Yet-Ming Chiang of the Massachusetts Institute of Technology, and colleagues, are researching and developing a new rechargeable battery that will hopefully compete with the current existing crop of batteries residing in electric cars to date.
Today’s electric cars contain batteries which are heavy, expensive and are a waste of space. Using Nissan’s leading car as an example. A car recognised globally and touted for its various awards such as, the 2010 Green Car Vision Award, the 2011 European Car of the Year award, and the 2011 World Car of the Year award [1]. And considered to be one of the most efficient vehicles ever due to the fact that it has the most efficient EPA ranking; it too also suffers from this inefficient battery inadequacy. Of course, the reason why that is, is simply that further developments are needed to improve and optimise the use of electric car batteries; so that they can be more competitive with other cars.

Nissan electric Leaf Battery, almost the entire floor of the car.
Electric car batteries to date, including the Leaf, consist of materials which provide mostly structural report but generate no power. The cost of the structural materials cost more than the electrically active components. Thus, one way in which these batteries could be improved upon is to make use of the deadweight and thus increase the efficiency of the whole battery.
This is where Chiang and his colleague’s developments come in. They are developing a battery which makes use of a black sludge nicknamed, “Cambridge crude (slurry)”. The slurry is to flow through an innovative architectural piece known as a semi-solid flow cell (SSFC) [2]. This slurry contains ions which hold the electrical charge of the battery.

One important characteristic of the new design is that it separates the two functions of the battery — storing energy until it is needed, and discharging that energy when it needs to be used — into separate physical structures. In conventional batteries, the storage and discharge both take place in the same structure. Separating these functions means that batteries can be designed more efficiently, Chiang says [3].
It is believed that the battery will be able to deliver 10 times more power, per unit volume, than conventional designs. Furthermore, cars would be able to travel at least 300 kilometres on a single charge, double what is possible with today’s batteries.
In addition, if it is to take off, drivers could also benefit from having up to three different methods of recharging their car battery. The first method consists of simply pumping out slurry and pumping in fresh slurry themselves. The second method is to go to a recharge station where tanks of slurry could be refreshed with new slurry. The final method would be to recharge the slurry with an electric current. In the first two cases regaining full power should only take a matter of minutes [4].
Due to the increased efficiency of the design and its ability to reduce the size and cost of the battery system i.e. getting rid of the deadweight the battery. Only then could it potentially compete with petrol, gas, or diesel vehicles. After all, if the SSFC batteries were to be of the same size as the current crop of batteries, they would have more electrically active components!

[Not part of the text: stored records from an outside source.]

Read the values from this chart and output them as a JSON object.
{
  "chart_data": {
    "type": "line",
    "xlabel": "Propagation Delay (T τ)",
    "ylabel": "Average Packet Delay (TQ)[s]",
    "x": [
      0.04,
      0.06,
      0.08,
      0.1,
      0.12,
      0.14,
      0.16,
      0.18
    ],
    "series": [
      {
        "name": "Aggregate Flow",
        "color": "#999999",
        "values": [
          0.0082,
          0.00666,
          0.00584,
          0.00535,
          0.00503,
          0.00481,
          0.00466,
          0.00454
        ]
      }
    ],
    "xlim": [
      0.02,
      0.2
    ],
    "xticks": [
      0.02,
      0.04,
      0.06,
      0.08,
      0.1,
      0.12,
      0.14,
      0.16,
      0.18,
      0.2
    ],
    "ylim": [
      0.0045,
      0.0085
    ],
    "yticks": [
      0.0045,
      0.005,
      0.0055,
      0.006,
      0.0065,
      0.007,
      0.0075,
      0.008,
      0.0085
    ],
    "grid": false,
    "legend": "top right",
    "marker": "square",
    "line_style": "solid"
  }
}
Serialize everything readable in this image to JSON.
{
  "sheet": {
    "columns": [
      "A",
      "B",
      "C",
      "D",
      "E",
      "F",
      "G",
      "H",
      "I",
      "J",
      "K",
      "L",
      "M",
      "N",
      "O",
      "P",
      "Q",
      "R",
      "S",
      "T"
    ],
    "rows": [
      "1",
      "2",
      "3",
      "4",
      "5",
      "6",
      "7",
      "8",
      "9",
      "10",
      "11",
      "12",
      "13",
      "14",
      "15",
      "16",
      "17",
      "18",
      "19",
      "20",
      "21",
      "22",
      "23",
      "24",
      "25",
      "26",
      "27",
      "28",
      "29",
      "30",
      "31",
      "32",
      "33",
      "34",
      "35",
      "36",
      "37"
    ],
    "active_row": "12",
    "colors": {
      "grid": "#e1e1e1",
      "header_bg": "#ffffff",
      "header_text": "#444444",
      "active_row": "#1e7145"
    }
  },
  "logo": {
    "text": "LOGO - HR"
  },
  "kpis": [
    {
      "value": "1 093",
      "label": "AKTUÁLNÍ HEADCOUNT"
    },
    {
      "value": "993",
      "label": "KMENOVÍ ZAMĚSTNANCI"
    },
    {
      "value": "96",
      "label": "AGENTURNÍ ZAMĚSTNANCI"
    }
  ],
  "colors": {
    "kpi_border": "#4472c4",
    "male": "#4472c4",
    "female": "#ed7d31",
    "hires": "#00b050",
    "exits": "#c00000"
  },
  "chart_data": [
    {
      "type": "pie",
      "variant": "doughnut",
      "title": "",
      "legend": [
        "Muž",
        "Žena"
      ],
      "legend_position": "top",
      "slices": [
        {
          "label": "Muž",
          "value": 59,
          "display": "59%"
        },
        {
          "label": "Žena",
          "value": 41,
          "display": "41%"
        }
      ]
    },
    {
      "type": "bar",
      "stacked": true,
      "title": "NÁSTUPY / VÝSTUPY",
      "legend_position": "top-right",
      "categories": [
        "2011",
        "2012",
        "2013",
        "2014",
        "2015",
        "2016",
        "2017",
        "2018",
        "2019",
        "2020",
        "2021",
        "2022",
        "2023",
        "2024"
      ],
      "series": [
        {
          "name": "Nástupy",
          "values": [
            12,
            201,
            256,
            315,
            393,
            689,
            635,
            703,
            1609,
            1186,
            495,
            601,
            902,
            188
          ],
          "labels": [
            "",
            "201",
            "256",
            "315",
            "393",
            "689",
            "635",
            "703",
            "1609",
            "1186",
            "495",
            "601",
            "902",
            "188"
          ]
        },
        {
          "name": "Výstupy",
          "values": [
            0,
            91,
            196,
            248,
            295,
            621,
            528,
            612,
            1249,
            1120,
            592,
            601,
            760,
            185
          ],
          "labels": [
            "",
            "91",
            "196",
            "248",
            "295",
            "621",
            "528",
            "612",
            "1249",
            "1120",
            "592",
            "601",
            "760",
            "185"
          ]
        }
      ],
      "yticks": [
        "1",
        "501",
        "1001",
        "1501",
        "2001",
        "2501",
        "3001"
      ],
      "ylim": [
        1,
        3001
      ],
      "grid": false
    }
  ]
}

The potential of these batteries also paves away into other arenas of development. If the batteries were to be scaled up, to large sizes at low costs, they could also be suitable for large-scale electricity storage; for utilities. Intermittent, unpredictable sources such as wind and solar energy could be made more practical for powering the electric grid [3].
Yury Gogotsi, director of Drexel University’s Nanotechnology institute, says that the SSFC battery is a major breakthrough which shows that slurry-type active materials can be used effectively for storing electrical energy. Yet, he also stresses that despite its tremendous importance for future energy production and storage. Better cathode, anode, and electrolyte materials need to be found in order to make a practical, commercial version of the battery [3].
“I don’t see fundamental problems that cannot be addressed — those are primarily engineering issues. Of course, developing working systems that can compete with currently available batteries in terms of cost and performance may take years.”
Dan Steingart, City University of New York Energy Institute, refers to the technology as “beautiful”. He too adds some commentary to potential commercial development, although from a different approach. He says that even if the team manages to create a prototype car battery within five years, building the recharge stations to support it would take much longer [4].
Last year Chiang, his colleague Craig Carter and entrepreneur Throop Wilder founded a company called 24M Technologies to develop the battery [4]. The target of the team’s ongoing work, under a three-year ARPA-E grant awarded in September 2010, is to have, by the end of the grant period, “a fully-functioning, reduced-scale prototype system”; ready to be engineered for production as a replacement for existing electric-car batteries. Having raised $16 million in funding so far, and with 2013 coming soon just around the corner, perhaps we may soon see the commercial production of these batteries sooner than you think! From 2014 onwards, goodbye petrol, diesel and gas?